CANON XII. If any one shall say, that the whole punishment is always remitted by God, together with the guilt, and that the satisfaction of penitents is no other than the faith whereby they learn that Christ hath made satisfaction for them; let him be anathema.

CANON XIII. If any one shall say, that satisfaction for sins, as regards their temporal punishment, is in no wise made to God, through the merits of Christ, by the punishments inflicted by Him, and patiently borne, or by those enjoined by the priest, nor even by those voluntarily undertaken, as by fastings, prayers, almsgivings, or by other works also of piety; and that, therefore, the best penance is merely a new life; let him be anathema.

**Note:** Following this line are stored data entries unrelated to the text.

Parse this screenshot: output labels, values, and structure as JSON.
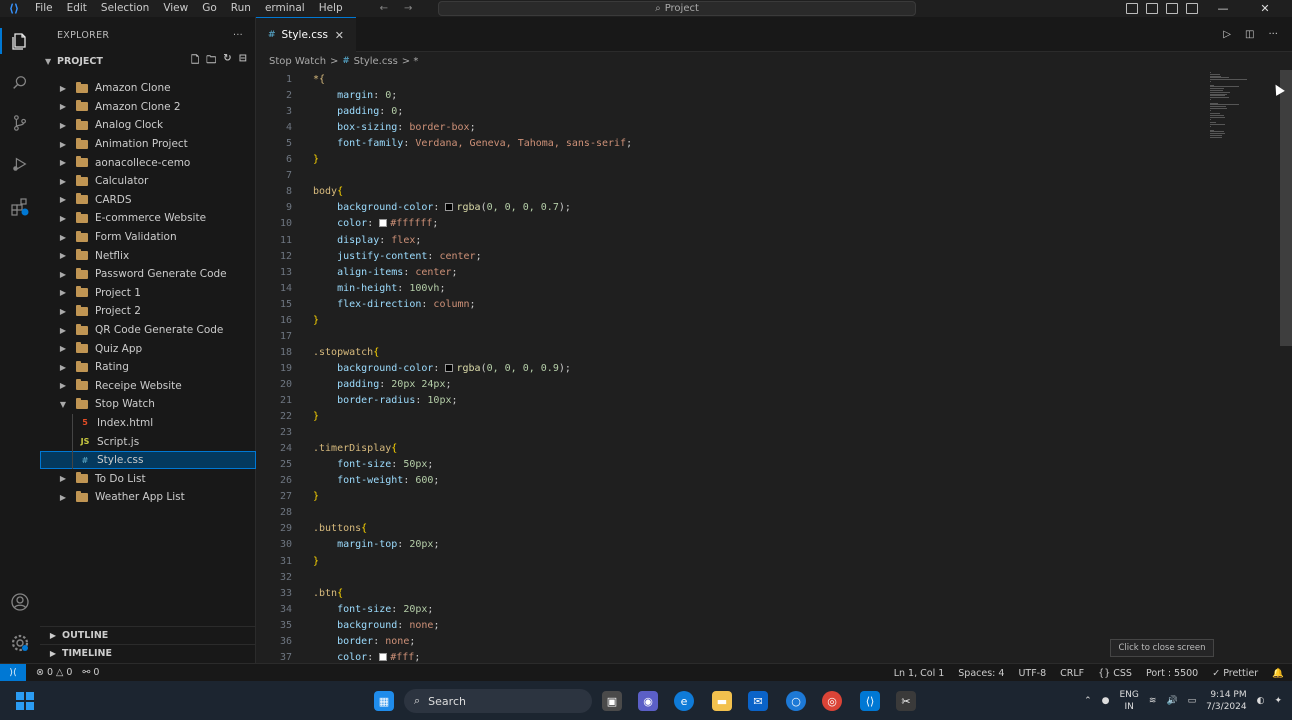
{
  "titlebar": {
    "menus": [
      "File",
      "Edit",
      "Selection",
      "View",
      "Go",
      "Run",
      "erminal",
      "Help"
    ],
    "search_text": "Project"
  },
  "sidebar": {
    "header": "EXPLORER",
    "project": "PROJECT",
    "folders_top": [
      "Amazon Clone",
      "Amazon Clone 2",
      "Analog Clock",
      "Animation Project",
      "aonacollece-cemo",
      "Calculator",
      "CARDS",
      "E-commerce Website",
      "Form Validation",
      "Netflix",
      "Password Generate Code",
      "Project 1",
      "Project 2",
      "QR Code Generate Code",
      "Quiz App",
      "Rating",
      "Receipe Website"
    ],
    "open_folder": "Stop Watch",
    "files": [
      {
        "icon": "5",
        "icon_color": "#e44d26",
        "name": "Index.html"
      },
      {
        "icon": "JS",
        "icon_color": "#cbcb41",
        "name": "Script.js"
      },
      {
        "icon": "#",
        "icon_color": "#519aba",
        "name": "Style.css"
      }
    ],
    "folders_bottom": [
      "To Do List",
      "Weather App List"
    ],
    "outline": "OUTLINE",
    "timeline": "TIMELINE"
  },
  "tab": {
    "label": "Style.css",
    "close": "✕"
  },
  "breadcrumb": {
    "folder": "Stop Watch",
    "sep": ">",
    "file": "Style.css",
    "extra": "> *"
  },
  "code_lines": [
    {
      "n": "1",
      "parts": [
        [
          "sel",
          "*{"
        ]
      ]
    },
    {
      "n": "2",
      "parts": [
        [
          "prop",
          "    margin"
        ],
        [
          "punc",
          ": "
        ],
        [
          "num",
          "0"
        ],
        [
          "punc",
          ";"
        ]
      ]
    },
    {
      "n": "3",
      "parts": [
        [
          "prop",
          "    padding"
        ],
        [
          "punc",
          ": "
        ],
        [
          "num",
          "0"
        ],
        [
          "punc",
          ";"
        ]
      ]
    },
    {
      "n": "4",
      "parts": [
        [
          "prop",
          "    box-sizing"
        ],
        [
          "punc",
          ": "
        ],
        [
          "val",
          "border-box"
        ],
        [
          "punc",
          ";"
        ]
      ]
    },
    {
      "n": "5",
      "parts": [
        [
          "prop",
          "    font-family"
        ],
        [
          "punc",
          ": "
        ],
        [
          "val",
          "Verdana, Geneva, Tahoma, sans-serif"
        ],
        [
          "punc",
          ";"
        ]
      ]
    },
    {
      "n": "6",
      "parts": [
        [
          "brace",
          "}"
        ]
      ]
    },
    {
      "n": "7",
      "parts": []
    },
    {
      "n": "8",
      "parts": [
        [
          "sel",
          "body"
        ],
        [
          "brace",
          "{"
        ]
      ]
    },
    {
      "n": "9",
      "parts": [
        [
          "prop",
          "    background-color"
        ],
        [
          "punc",
          ": "
        ],
        [
          "swatch",
          "#000000"
        ],
        [
          "fn",
          "rgba"
        ],
        [
          "punc",
          "("
        ],
        [
          "num",
          "0, 0, 0, 0.7"
        ],
        [
          "punc",
          ");"
        ]
      ]
    },
    {
      "n": "10",
      "parts": [
        [
          "prop",
          "    color"
        ],
        [
          "punc",
          ": "
        ],
        [
          "swatch",
          "#ffffff"
        ],
        [
          "val",
          "#ffffff"
        ],
        [
          "punc",
          ";"
        ]
      ]
    },
    {
      "n": "11",
      "parts": [
        [
          "prop",
          "    display"
        ],
        [
          "punc",
          ": "
        ],
        [
          "val",
          "flex"
        ],
        [
          "punc",
          ";"
        ]
      ]
    },
    {
      "n": "12",
      "parts": [
        [
          "prop",
          "    justify-content"
        ],
        [
          "punc",
          ": "
        ],
        [
          "val",
          "center"
        ],
        [
          "punc",
          ";"
        ]
      ]
    },
    {
      "n": "13",
      "parts": [
        [
          "prop",
          "    align-items"
        ],
        [
          "punc",
          ": "
        ],
        [
          "val",
          "center"
        ],
        [
          "punc",
          ";"
        ]
      ]
    },
    {
      "n": "14",
      "parts": [
        [
          "prop",
          "    min-height"
        ],
        [
          "punc",
          ": "
        ],
        [
          "num",
          "100vh"
        ],
        [
          "punc",
          ";"
        ]
      ]
    },
    {
      "n": "15",
      "parts": [
        [
          "prop",
          "    flex-direction"
        ],
        [
          "punc",
          ": "
        ],
        [
          "val",
          "column"
        ],
        [
          "punc",
          ";"
        ]
      ]
    },
    {
      "n": "16",
      "parts": [
        [
          "brace",
          "}"
        ]
      ]
    },
    {
      "n": "17",
      "parts": []
    },
    {
      "n": "18",
      "parts": [
        [
          "sel",
          ".stopwatch"
        ],
        [
          "brace",
          "{"
        ]
      ]
    },
    {
      "n": "19",
      "parts": [
        [
          "prop",
          "    background-color"
        ],
        [
          "punc",
          ": "
        ],
        [
          "swatch",
          "#000000"
        ],
        [
          "fn",
          "rgba"
        ],
        [
          "punc",
          "("
        ],
        [
          "num",
          "0, 0, 0, 0.9"
        ],
        [
          "punc",
          ");"
        ]
      ]
    },
    {
      "n": "20",
      "parts": [
        [
          "prop",
          "    padding"
        ],
        [
          "punc",
          ": "
        ],
        [
          "num",
          "20px 24px"
        ],
        [
          "punc",
          ";"
        ]
      ]
    },
    {
      "n": "21",
      "parts": [
        [
          "prop",
          "    border-radius"
        ],
        [
          "punc",
          ": "
        ],
        [
          "num",
          "10px"
        ],
        [
          "punc",
          ";"
        ]
      ]
    },
    {
      "n": "22",
      "parts": [
        [
          "brace",
          "}"
        ]
      ]
    },
    {
      "n": "23",
      "parts": []
    },
    {
      "n": "24",
      "parts": [
        [
          "sel",
          ".timerDisplay"
        ],
        [
          "brace",
          "{"
        ]
      ]
    },
    {
      "n": "25",
      "parts": [
        [
          "prop",
          "    font-size"
        ],
        [
          "punc",
          ": "
        ],
        [
          "num",
          "50px"
        ],
        [
          "punc",
          ";"
        ]
      ]
    },
    {
      "n": "26",
      "parts": [
        [
          "prop",
          "    font-weight"
        ],
        [
          "punc",
          ": "
        ],
        [
          "num",
          "600"
        ],
        [
          "punc",
          ";"
        ]
      ]
    },
    {
      "n": "27",
      "parts": [
        [
          "brace",
          "}"
        ]
      ]
    },
    {
      "n": "28",
      "parts": []
    },
    {
      "n": "29",
      "parts": [
        [
          "sel",
          ".buttons"
        ],
        [
          "brace",
          "{"
        ]
      ]
    },
    {
      "n": "30",
      "parts": [
        [
          "prop",
          "    margin-top"
        ],
        [
          "punc",
          ": "
        ],
        [
          "num",
          "20px"
        ],
        [
          "punc",
          ";"
        ]
      ]
    },
    {
      "n": "31",
      "parts": [
        [
          "brace",
          "}"
        ]
      ]
    },
    {
      "n": "32",
      "parts": []
    },
    {
      "n": "33",
      "parts": [
        [
          "sel",
          ".btn"
        ],
        [
          "brace",
          "{"
        ]
      ]
    },
    {
      "n": "34",
      "parts": [
        [
          "prop",
          "    font-size"
        ],
        [
          "punc",
          ": "
        ],
        [
          "num",
          "20px"
        ],
        [
          "punc",
          ";"
        ]
      ]
    },
    {
      "n": "35",
      "parts": [
        [
          "prop",
          "    background"
        ],
        [
          "punc",
          ": "
        ],
        [
          "val",
          "none"
        ],
        [
          "punc",
          ";"
        ]
      ]
    },
    {
      "n": "36",
      "parts": [
        [
          "prop",
          "    border"
        ],
        [
          "punc",
          ": "
        ],
        [
          "val",
          "none"
        ],
        [
          "punc",
          ";"
        ]
      ]
    },
    {
      "n": "37",
      "parts": [
        [
          "prop",
          "    color"
        ],
        [
          "punc",
          ": "
        ],
        [
          "swatch",
          "#ffffff"
        ],
        [
          "val",
          "#fff"
        ],
        [
          "punc",
          ";"
        ]
      ]
    }
  ],
  "tooltip": "Click to close screen",
  "statusbar": {
    "remote": "⟩⟨",
    "errors": "⊗ 0 △ 0",
    "ports": "⚯ 0",
    "position": "Ln 1, Col 1",
    "spaces": "Spaces: 4",
    "encoding": "UTF-8",
    "eol": "CRLF",
    "language": "{} CSS",
    "port": "Port : 5500",
    "prettier": "✓ Prettier"
  },
  "taskbar": {
    "search_placeholder": "Search",
    "lang_top": "ENG",
    "lang_bottom": "IN",
    "time": "9:14 PM",
    "date": "7/3/2024"
  }
}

CANON XIV. If any one shall say, that the satisfactions, by which penitents redeem their sins through Christ Jesus, are not a worship of God, but traditions of men, obscuring the doctrine of grace, and the true worship of God, and the benefit itself of the death of Christ; let him be anathema.

CANON XV. If any one shall say, that the keys are given to the Church, only to loose, not also to bind; and that, therefore, priests, when they impose punishments on those who confess, act contrary to the end designed by the keys, and contrary to the institution of Christ; and that it is a fiction, that, after eternal punishment has, by virtue of the keys, been removed, there for the most part remains a temporal punishment to be discharged; let him be anathema.